Aunque se rijan por las normas del señor D'Hondt, las elecciones municipales son lo más parecido posible a una democracia directa, en la que no se vota tanto a los partidos como a los candidatos. Muchos aspirantes a alcalde lo han entendido perfectamente, hasta el punto de disimular e incluso prescindir en su propaganda del logo de la escudería política a la que pertenecen.

Las del próximo domingo serán, más que cualesquiera otras, las elecciones de los candidatos sin marca. Unos renuncian a ella para no quedar marcados, precisamente, por la mala imagen pública del partido por el que se presentan. Otros prefieren no dar pistas sobre su ideología „tan irrelevante para arreglar aceras„ en la confianza de que les voten no solo los de su cuerda, sino también los del partido de enfrente. Y luego están los que van sobrados hasta el extremo de fiarlo todo a su buena gestión; aunque esto solo valga para los que ya ocupan la alcaldía, como es natural.

Con estas sutilezas de la democracia local se hizo un lío en su día el anterior presidente del Gobierno, Mariano Rajoy. "Es el vecino el que elige el alcalde y es el alcalde el que quiere que sean los vecinos el alcalde", dijo el exlíder conservador en un celebrado trabalenguas.

En el fondo no dejaba de llevar razón. Al alcalde lo elige el vecino en la medida que su candidatura no depende tanto de que su partido lo ponga en una lista como de la brillantez de su desempeño. Lo que pasa es que Rajoy lo explicó de una manera levemente barroca, para que solo le entendiesen los de Pontevedra, que ya le tienen cogido el tranquillo.

No siempre fueron así las campañas municipales y espesas. Hubo un tiempo, allá por la aurora de la actual democracia, en que los partidos se presentaban ante los electores con sus siglas bien visibles y apenas algún careto.
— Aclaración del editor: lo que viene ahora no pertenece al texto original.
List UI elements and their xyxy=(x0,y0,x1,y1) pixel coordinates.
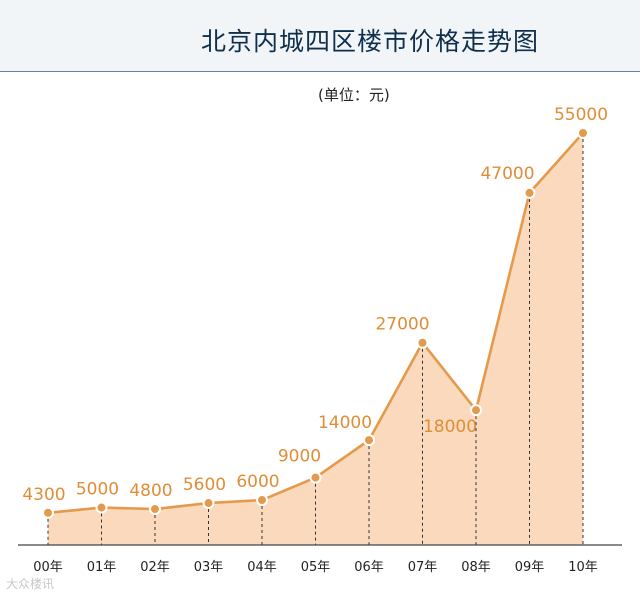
x-tick-label: 06年 xyxy=(354,560,384,575)
area-fill xyxy=(48,133,583,545)
header-band xyxy=(0,0,640,72)
x-tick-label: 04年 xyxy=(247,560,277,575)
data-point xyxy=(577,127,589,139)
data-point xyxy=(523,186,536,199)
data-point xyxy=(149,503,161,516)
data-point xyxy=(363,434,375,447)
data-point xyxy=(256,494,268,507)
x-tick-label: 09年 xyxy=(515,560,545,575)
chart-title: 北京内城四区楼市价格走势图 xyxy=(200,27,539,56)
unit-label: (单位：元) xyxy=(318,86,390,104)
data-point xyxy=(95,501,108,514)
data-label: 14000 xyxy=(318,413,372,433)
x-tick-label: 05年 xyxy=(301,560,331,575)
x-tick-label: 03年 xyxy=(194,560,224,575)
x-tick-label: 00年 xyxy=(33,560,63,575)
data-label: 4800 xyxy=(129,481,172,501)
x-tick-label: 02年 xyxy=(140,560,170,575)
data-point xyxy=(42,506,54,519)
x-tick-label: 10年 xyxy=(568,560,598,575)
data-point xyxy=(309,471,322,484)
data-label: 47000 xyxy=(480,164,534,184)
watermark: 大众楼讯 xyxy=(6,577,55,591)
x-tick-label: 07年 xyxy=(408,560,438,575)
data-label: 27000 xyxy=(375,315,429,335)
data-label: 5600 xyxy=(183,475,226,495)
data-label: 4300 xyxy=(22,485,65,505)
data-point xyxy=(416,336,429,349)
data-label: 9000 xyxy=(278,447,321,467)
data-point xyxy=(202,497,215,510)
data-label: 6000 xyxy=(236,472,279,492)
x-tick-label: 08年 xyxy=(461,560,491,575)
data-label: 55000 xyxy=(554,105,608,125)
header-divider xyxy=(0,71,640,72)
x-tick-label: 01年 xyxy=(87,560,117,575)
data-label: 5000 xyxy=(76,480,119,500)
data-point xyxy=(470,404,482,417)
data-label: 18000 xyxy=(423,417,477,437)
La vera efigie del candidato la sustituían por unos idílicos carteles que abundaban en niños, en parques, en soles radiantes y en bicicletas para seducir al votante por la vista. Ahora que casi todas las ciudades están llenas de carriles-bici y de parques (aunque no tanto de niños), aquella vieja cartelería no tendría ya mucho sentido; y lo normal es que centren el foco en el candidato.

Esta técnica publicitaria contradice los principios del branding en un mundo regido por la fuerza de las marcas. Lo lógico sería venderles el producto ideológico a los votantes mediante el uso del logotipo, pero se conoce que las elecciones locales son un mercado aparte del general.

En la batalla por los consistorios funciona más bien el efecto bandwagon que permite a los candidatos con tirón arrastrar tras de sí a los electores de derecha, izquierda, centro y mediopensionistas. Fácil es comprobar, desde luego, que a los alcaldes más laboriosos les vota el personal con independencia del partido al que pertenezcan. Es lo que ahora se llama voto transversal, de mucho más difícil aplicación en otros comicios marcados por la ideología.

La ya larga experiencia de estos años parece haber convencido a los políticos (o a sus publicistas) de que la doctrina del partido poco tiene que ver con el arreglo de las calles, la limpieza, el alcantarillado o el buen funcionamiento del transporte. De ahí que los candidatos concurran por la cara y sin marca alguna que los (des)ampare. Esto acabará en un mercado de fichajes, como el del fútbol. Y si no, al tiempo.